US hinterlands woo Chinese firms
PINE HILL, Ala. (AP) – Burdened with Alabama’s highest unemployment rate, long abandoned by textile mills and furniture plants, Wilcox County desperately needs jobs.
They’re coming, and from a most unlikely place: Henan Province, China, 7,600 miles away.
Henan’s Golden Dragon Precise Copper Tube Group opened a plant here last month. It will employ more than 300 in a county known less for job opportunities than for lakes filled with bass, pine forests rich with wild turkey and boar and muddy roads best negotiated in four-wheel-drive trucks.
“Jobs that pay $15 an hour are few and far between,” says Dottie Gaston, an official in nearby Thomasville.
What’s happening in Pine Hill is starting to happen across America.
After decades of siphoning jobs from the United States, China is creating some. Chinese companies invested a record $14 billion in the United States last year, according to the Rhodium Group research firm. Collectively, they employ more than 70,000 Americans, up from virtually none a decade ago.
Powerful forces – narrowing wage gaps, tumbling U.S. energy prices, the vagaries of currency markets – are pulling Chinese companies across the Pacific. Mayors and economic development officials have lined up to welcome Chinese investors. Southern states, touting low labor and land costs, have been especially aggressive.
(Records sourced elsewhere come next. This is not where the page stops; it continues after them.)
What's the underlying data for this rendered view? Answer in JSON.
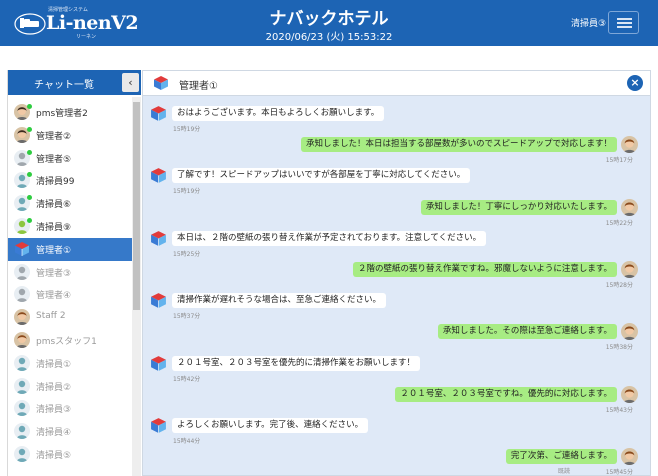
{
  "header": {
    "logo_system": "清掃管理システム",
    "logo_name": "Li-nenV2",
    "logo_ruby": "リーネン",
    "hotel_name": "ナバックホテル",
    "datetime": "2020/06/23 (火) 15:53:22",
    "user": "清掃員③"
  },
  "sidebar": {
    "title": "チャット一覧",
    "collapse_icon": "‹",
    "users": [
      {
        "name": "pms管理者2",
        "status": "online",
        "avatar": "photo-man"
      },
      {
        "name": "管理者②",
        "status": "online",
        "avatar": "photo-man"
      },
      {
        "name": "管理者⑤",
        "status": "online",
        "avatar": "person-grey"
      },
      {
        "name": "清掃員99",
        "status": "online",
        "avatar": "person-teal"
      },
      {
        "name": "清掃員⑥",
        "status": "online",
        "avatar": "person-teal"
      },
      {
        "name": "清掃員⑨",
        "status": "online",
        "avatar": "person-green"
      },
      {
        "name": "管理者①",
        "status": "active",
        "avatar": "cube"
      },
      {
        "name": "管理者③",
        "status": "offline",
        "avatar": "person-grey"
      },
      {
        "name": "管理者④",
        "status": "offline",
        "avatar": "person-grey"
      },
      {
        "name": "Staff 2",
        "status": "offline",
        "avatar": "photo-woman"
      },
      {
        "name": "pmsスタッフ1",
        "status": "offline",
        "avatar": "photo-woman"
      },
      {
        "name": "清掃員①",
        "status": "offline",
        "avatar": "person-teal"
      },
      {
        "name": "清掃員②",
        "status": "offline",
        "avatar": "person-teal"
      },
      {
        "name": "清掃員③",
        "status": "offline",
        "avatar": "person-teal"
      },
      {
        "name": "清掃員④",
        "status": "offline",
        "avatar": "person-teal"
      },
      {
        "name": "清掃員⑤",
        "status": "offline",
        "avatar": "person-teal"
      }
    ]
  },
  "chat": {
    "partner": "管理者①",
    "close_icon": "×",
    "messages": [
      {
        "dir": "in",
        "text": "おはようございます。本日もよろしくお願いします。",
        "time": "15時19分"
      },
      {
        "dir": "out",
        "text": "承知しました！本日は担当する部屋数が多いのでスピードアップで対応します！",
        "time": "15時17分"
      },
      {
        "dir": "in",
        "text": "了解です！スピードアップはいいですが各部屋を丁寧に対応してください。",
        "time": "15時19分"
      },
      {
        "dir": "out",
        "text": "承知しました！丁寧にしっかり対応いたします。",
        "time": "15時22分"
      },
      {
        "dir": "in",
        "text": "本日は、２階の壁紙の張り替え作業が予定されております。注意してください。",
        "time": "15時25分"
      },
      {
        "dir": "out",
        "text": "２階の壁紙の張り替え作業ですね。邪魔しないように注意します。",
        "time": "15時28分"
      },
      {
        "dir": "in",
        "text": "清掃作業が遅れそうな場合は、至急ご連絡ください。",
        "time": "15時37分"
      },
      {
        "dir": "out",
        "text": "承知しました。その際は至急ご連絡します。",
        "time": "15時38分"
      },
      {
        "dir": "in",
        "text": "２０１号室、２０３号室を優先的に清掃作業をお願いします！",
        "time": "15時42分"
      },
      {
        "dir": "out",
        "text": "２０１号室、２０３号室ですね。優先的に対応します。",
        "time": "15時43分"
      },
      {
        "dir": "in",
        "text": "よろしくお願いします。完了後、連絡ください。",
        "time": "15時44分"
      },
      {
        "dir": "out",
        "text": "完了次第、ご連絡します。",
        "time": "15時45分",
        "read": "既読"
      }
    ]
  },
  "colors": {
    "primary": "#1d64b4",
    "active_row": "#3679c9",
    "chat_bg": "#dfe9f7",
    "outgoing_bubble": "#a7ec83",
    "incoming_bubble": "#ffffff",
    "online_dot": "#2ecc40"
  },
  "icons": {
    "menu": "hamburger-icon",
    "logo": "bed-logo-icon",
    "close": "close-circle-icon",
    "partner": "cube-icon"
  }
}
In the case of the Pine Hill plant, tax breaks, some Southern hospitality and a tray of homemade banana pudding helped, too. “Get off the plane and the mayor is waiting for you,” says Hong Kong billionaire Ronnie Chan.
In March, Dothan, Alabama, held a two-day U.S.-China manufacturing symposium, drawing dozens of potential Chinese investors. On sale were T-shirts reading: “Ni hao, y’all” – combining the Chinese version of “hello” with a colloquial Southernism.